Zero-based budgeting is a type of budgeting that is used by many different companies in the world today. Here are the basics of zero-based budgeting and how it can help you as a company.
With zero-based budgeting, the budget always starts out at zero, for every time period. You start out at zero and then add every expense that you think you might have over the course of a certain time period. For example, you might look at what you expect to spend over the next quarter. Therefore, each individual department in the company has to justify each aspect of their budget for that interval. This requires a much more detailed look at each financial transaction and budget need.
Many companies are turning to this as a way to stay on top of their financial transactions and eliminate wasteful spending. With incremental budgeting, this often leads to employees wasting resources just so they do not lose a significant portion of their budget for the future. With zero-based budgeting, you can be more efficient and come up with the exact figure that you need for each time period. While it is more detailed, it can typically save you substantial amount of money overall.

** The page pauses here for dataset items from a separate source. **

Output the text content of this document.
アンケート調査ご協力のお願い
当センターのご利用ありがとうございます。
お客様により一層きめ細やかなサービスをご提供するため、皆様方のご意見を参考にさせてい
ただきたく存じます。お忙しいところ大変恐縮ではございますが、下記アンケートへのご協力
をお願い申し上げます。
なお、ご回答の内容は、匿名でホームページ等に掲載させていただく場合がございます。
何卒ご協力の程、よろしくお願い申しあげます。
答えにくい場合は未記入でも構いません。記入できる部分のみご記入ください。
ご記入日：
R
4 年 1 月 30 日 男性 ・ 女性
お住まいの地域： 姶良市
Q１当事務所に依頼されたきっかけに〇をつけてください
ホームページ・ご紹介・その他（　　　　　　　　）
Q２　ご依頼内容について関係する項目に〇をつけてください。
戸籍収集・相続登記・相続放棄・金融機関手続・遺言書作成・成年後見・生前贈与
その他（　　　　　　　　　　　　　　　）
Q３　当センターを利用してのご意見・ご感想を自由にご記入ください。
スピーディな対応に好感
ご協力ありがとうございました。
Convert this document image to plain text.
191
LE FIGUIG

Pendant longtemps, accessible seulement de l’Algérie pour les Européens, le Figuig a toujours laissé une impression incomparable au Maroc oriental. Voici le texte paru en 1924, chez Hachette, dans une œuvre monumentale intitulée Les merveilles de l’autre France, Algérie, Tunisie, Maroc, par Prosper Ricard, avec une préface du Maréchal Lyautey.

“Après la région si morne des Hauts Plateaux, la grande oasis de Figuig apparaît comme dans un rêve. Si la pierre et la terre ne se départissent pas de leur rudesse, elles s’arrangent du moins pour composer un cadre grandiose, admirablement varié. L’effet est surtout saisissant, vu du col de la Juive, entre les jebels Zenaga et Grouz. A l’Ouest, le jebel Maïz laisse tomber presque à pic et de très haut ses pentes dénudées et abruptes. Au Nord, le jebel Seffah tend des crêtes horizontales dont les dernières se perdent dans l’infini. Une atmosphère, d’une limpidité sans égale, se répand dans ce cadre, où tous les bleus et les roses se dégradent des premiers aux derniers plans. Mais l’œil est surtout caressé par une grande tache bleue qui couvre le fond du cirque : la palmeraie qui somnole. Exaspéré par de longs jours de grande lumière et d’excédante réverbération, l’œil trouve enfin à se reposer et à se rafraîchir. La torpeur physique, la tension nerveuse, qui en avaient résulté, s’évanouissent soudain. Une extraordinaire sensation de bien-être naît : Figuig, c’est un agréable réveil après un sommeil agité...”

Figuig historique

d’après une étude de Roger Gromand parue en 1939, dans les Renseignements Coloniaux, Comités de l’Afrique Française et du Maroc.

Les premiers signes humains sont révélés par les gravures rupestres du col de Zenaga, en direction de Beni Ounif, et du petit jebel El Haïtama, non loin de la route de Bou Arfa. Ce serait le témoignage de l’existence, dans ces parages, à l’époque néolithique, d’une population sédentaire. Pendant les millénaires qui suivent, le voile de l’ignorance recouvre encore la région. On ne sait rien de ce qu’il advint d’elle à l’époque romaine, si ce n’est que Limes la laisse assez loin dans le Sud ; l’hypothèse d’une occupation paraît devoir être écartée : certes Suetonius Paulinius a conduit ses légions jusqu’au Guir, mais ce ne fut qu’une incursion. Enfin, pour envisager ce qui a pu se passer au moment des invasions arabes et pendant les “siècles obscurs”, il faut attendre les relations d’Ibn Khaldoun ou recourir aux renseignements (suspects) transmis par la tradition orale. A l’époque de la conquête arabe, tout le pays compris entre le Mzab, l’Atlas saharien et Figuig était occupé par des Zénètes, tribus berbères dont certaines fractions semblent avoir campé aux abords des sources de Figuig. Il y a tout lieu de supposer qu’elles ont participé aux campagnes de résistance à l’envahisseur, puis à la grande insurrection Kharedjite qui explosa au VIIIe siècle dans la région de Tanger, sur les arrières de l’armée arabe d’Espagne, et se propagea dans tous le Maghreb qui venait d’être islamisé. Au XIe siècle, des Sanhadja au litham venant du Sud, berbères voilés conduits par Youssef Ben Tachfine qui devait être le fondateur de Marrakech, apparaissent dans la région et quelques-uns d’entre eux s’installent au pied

What is the difference between zero based budgeting and incremental budgeting?
Both incremental and zero-based budgeting are commonly used by companies today. The big difference between these two forms of budgeting is in the starting point. With zero-based budgeting, the company starts at zero every time they make a budget for something. The cost of an item has to be justified every time in order to come up with an exact value to allocate to it. With incremental budgeting, the budget from the previous period is used. The business looks at the previous budget and then adds a certain amount of money to it when creating the new budget.